FCC staff adopted an eligible service list for E-rate telecom subsidies for schools and libraries participating in the program for the funding year beginning next July 1. The Wireline Bureau issued an order Monday in which it adopted targeted changes proposed in a public notice in docket 13-184 (see 1606060008), with "small modifications." The order revised the description of eligible leased dark fiber to read, "Leased Dark Fiber (including dark indefeasible rights of use for a set term)," to clarify the distinction with self-provisioned fiber under the rules. It also explained how to classify connections between multiple buildings of a single school: as either "Category One" covering services needed to provide broadband connectivity to schools and libraries, or "Category Two" covering internal connections. Some explanations were in a series of FAQs in an appendix. The bureau declined to make changes in response to comments (see 1607210038), including proposals to add services to the list or provide additional clarifications to previous E-rate orders as beyond the scope of the current proceeding.
U.S. TelePacific's planned buy of DSCI LLC from DSCI Holdings was partially approved in an FCC Wireline Bureau public notice Monday in docket 16-67, granting an application for domestic service license transfers under Communications Act Section 214. The bureau cleared the deal after the DOJ and departments of Defense and Homeland Security said Friday they no longer had objections, as long as the FCC conditioned the deal on commitments U.S. TelePacific made in a letter of assurances. Deal-related applications to transfer authorizations for international services are still pending, the PN said.

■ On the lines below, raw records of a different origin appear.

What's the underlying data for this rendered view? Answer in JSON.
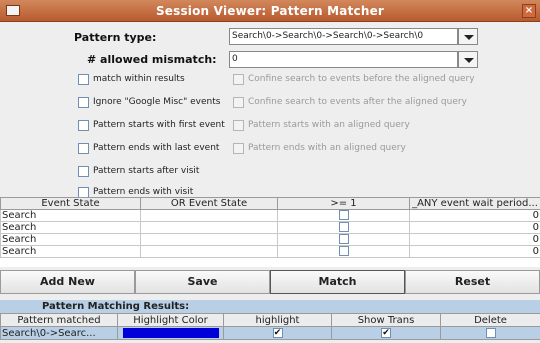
{
  "window": {
    "title": "Session Viewer: Pattern Matcher",
    "close_glyph": "×"
  },
  "form": {
    "pattern_type_label": "Pattern type:",
    "pattern_type_value": "Search\\0->Search\\0->Search\\0->Search\\0",
    "mismatch_label": "# allowed mismatch:",
    "mismatch_value": "0"
  },
  "options_left": [
    {
      "label": "match within results",
      "checked": false
    },
    {
      "label": "Ignore \"Google Misc\" events",
      "checked": false
    },
    {
      "label": "Pattern starts with first event",
      "checked": false
    },
    {
      "label": "Pattern ends with last event",
      "checked": false
    },
    {
      "label": "Pattern starts after visit",
      "checked": false
    },
    {
      "label": "Pattern ends with visit",
      "checked": false
    }
  ],
  "options_right": [
    {
      "label": "Confine search to events before the aligned query",
      "checked": false,
      "enabled": false
    },
    {
      "label": "Confine search to events after the aligned query",
      "checked": false,
      "enabled": false
    },
    {
      "label": "Pattern starts with an aligned query",
      "checked": false,
      "enabled": false
    },
    {
      "label": "Pattern ends with an aligned query",
      "checked": false,
      "enabled": false
    }
  ],
  "pattern_table": {
    "headers": [
      "Event State",
      "OR Event State",
      ">= 1",
      "_ANY event wait period..."
    ],
    "rows": [
      {
        "state": "Search",
        "or_state": "",
        "ge1": false,
        "wait": "0"
      },
      {
        "state": "Search",
        "or_state": "",
        "ge1": false,
        "wait": "0"
      },
      {
        "state": "Search",
        "or_state": "",
        "ge1": false,
        "wait": "0"
      },
      {
        "state": "Search",
        "or_state": "",
        "ge1": false,
        "wait": "0"
      }
    ]
  },
  "buttons": {
    "add_new": "Add New",
    "save": "Save",
    "match": "Match",
    "reset": "Reset"
  },
  "results": {
    "title": "Pattern Matching Results:",
    "headers": [
      "Pattern matched",
      "Highlight Color",
      "highlight",
      "Show Trans",
      "Delete"
    ],
    "rows": [
      {
        "pattern": "Search\\0->Searc...",
        "color": "#0000d8",
        "highlight": true,
        "show_trans": true,
        "delete": false
      }
    ]
  },
  "colors": {
    "title_bar": "#c76e42",
    "results_band": "#b8cfe6",
    "checkbox_border": "#6f8fb3"
  }
}
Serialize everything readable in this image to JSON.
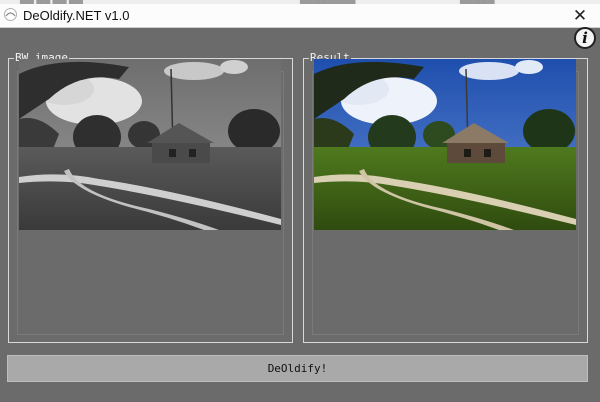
{
  "window": {
    "title": "DeOldify.NET v1.0",
    "close_glyph": "✕",
    "app_icon": "deoldify-app-icon"
  },
  "toolbar": {
    "info_glyph": "i",
    "info_icon": "info-icon"
  },
  "panels": {
    "bw": {
      "label": "BW image",
      "image": "grayscale photo of a rural house with trees and a dirt road"
    },
    "result": {
      "label": "Result",
      "image": "colorized photo of a rural house with blue sky, green grass and a dirt road"
    }
  },
  "actions": {
    "deoldify_label": "DeOldify!"
  },
  "colors": {
    "client_bg": "#6b6b6b",
    "titlebar_bg": "#fcfcfc",
    "button_bg": "#a9a9a9",
    "group_border": "#d8d8d8"
  }
}
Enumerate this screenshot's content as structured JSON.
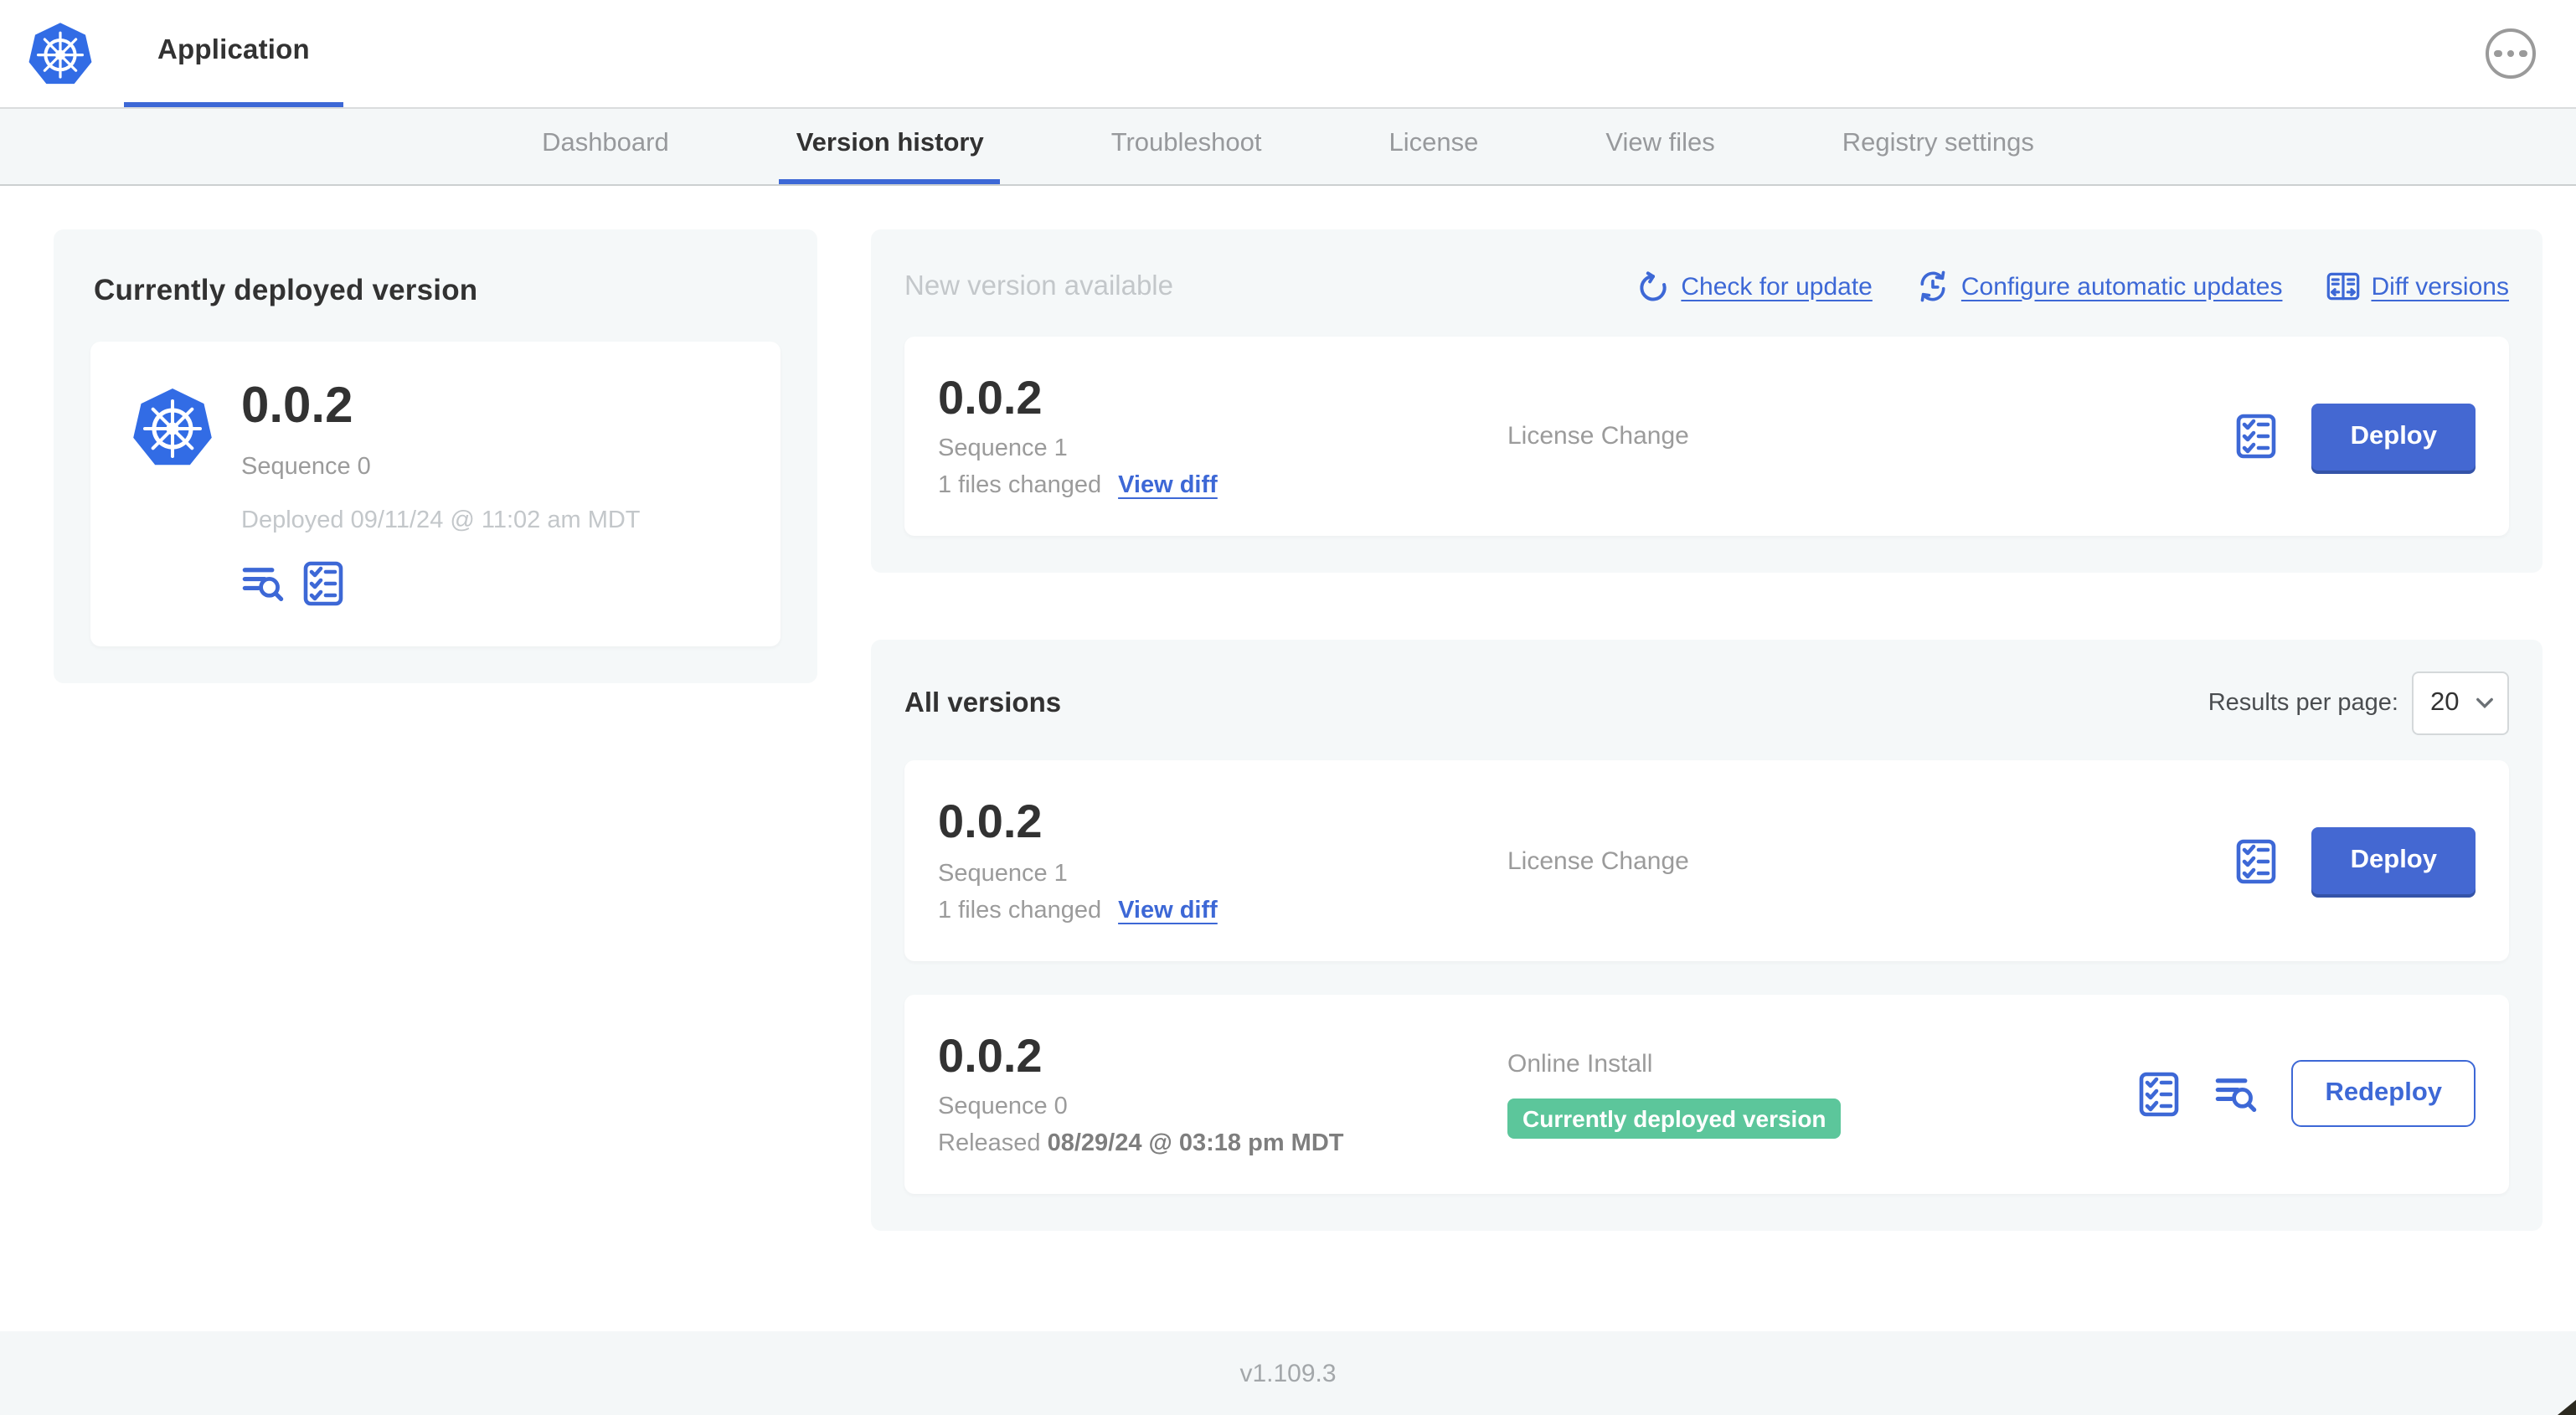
{
  "colors": {
    "accent_blue": "#3D68D6",
    "button_blue": "#4468D2",
    "kubernetes_blue": "#326CE5",
    "badge_green": "#5CC69B",
    "text_dark": "#323232",
    "text_gray": "#9B9B9B",
    "text_muted": "#C3C7CA",
    "panel_bg": "#F5F8F9"
  },
  "icons": {
    "logo": "kubernetes-wheel",
    "menu": "ellipsis-circle",
    "check_update": "restart-arrow",
    "auto_updates": "clock-refresh",
    "diff": "split-diff",
    "preflight": "checklist",
    "logs": "log-search",
    "select": "chevron-down"
  },
  "header": {
    "app_title": "Application"
  },
  "nav": {
    "tabs": [
      {
        "label": "Dashboard"
      },
      {
        "label": "Version history"
      },
      {
        "label": "Troubleshoot"
      },
      {
        "label": "License"
      },
      {
        "label": "View files"
      },
      {
        "label": "Registry settings"
      }
    ]
  },
  "deployed_panel": {
    "title": "Currently deployed version",
    "version": "0.0.2",
    "sequence": "Sequence 0",
    "deployed_at": "Deployed 09/11/24 @ 11:02 am MDT"
  },
  "new_version_panel": {
    "title": "New version available",
    "actions": {
      "check_for_update": "Check for update",
      "configure_automatic_updates": "Configure automatic updates",
      "diff_versions": "Diff versions"
    },
    "row": {
      "version": "0.0.2",
      "sequence": "Sequence 1",
      "files_changed": "1 files changed",
      "view_diff": "View diff",
      "source": "License Change",
      "deploy_label": "Deploy"
    }
  },
  "all_versions_panel": {
    "title": "All versions",
    "results_per_page_label": "Results per page:",
    "results_per_page_value": "20",
    "rows": [
      {
        "version": "0.0.2",
        "sequence": "Sequence 1",
        "files_changed": "1 files changed",
        "view_diff": "View diff",
        "source": "License Change",
        "deploy_label": "Deploy"
      },
      {
        "version": "0.0.2",
        "sequence": "Sequence 0",
        "released_prefix": "Released",
        "released_date": "08/29/24 @ 03:18 pm MDT",
        "source": "Online Install",
        "status_badge": "Currently deployed version",
        "redeploy_label": "Redeploy"
      }
    ]
  },
  "footer": {
    "app_manager_version": "v1.109.3"
  }
}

USTelecom opposed a business group's petition asking the FCC to revisit a ruling granting incumbent telcos nondominant treatment of their interstate switched-access services connecting local callers to long-distance networks. The petition of the Ad Hoc Telecommunications Users Group "is late-filed, and thus should be dismissed with prejudice on procedural grounds," said USTelecom in opposition in docket 13-3. "Moreover, Ad Hoc raises no new facts or changed circumstances that have not already been considered by the Commission." Ad Hoc said the FCC provided ILECs relief despite its "failure to finalize access rate regulations for toll-free originating access minutes" (see 1608240045).
The Wright Petitioners urged the FCC to deny Global Tel*Link's request for a stay of an August order raising inmate calling service rate caps without restricting site-commission payments to correctional authorities (see 1609020028). GTL isn't likely to prevail on the merits of a legal challenge to the order and wouldn't suffer irreparable harm absent a stay, said the inmate family advocacy group in opposition posted Thursday in docket 12-375, after similar filings against Securus and Telmate stay requests. State and sheriff interests more recently sought a stay (see 1609060072), which the Wright Petitioners also opposed in a Friday filing.
The FCC sought input on Frontier Communications' plans to offer internet access in 3,146 "unserved" census blocks using Connect America Fund Phase I, Round 2 incremental broadband support. Other providers have until Oct. 24 to indicate whether they already serve the census blocks with 3 Mbps (down) and 768 Kbps (up) data speeds, said a Wireline Bureau public notice in docket 10-90. Frontier must then certify that to the best of its knowledge, the locations it's targeting are in fact unserved before beginning construction, the PN said.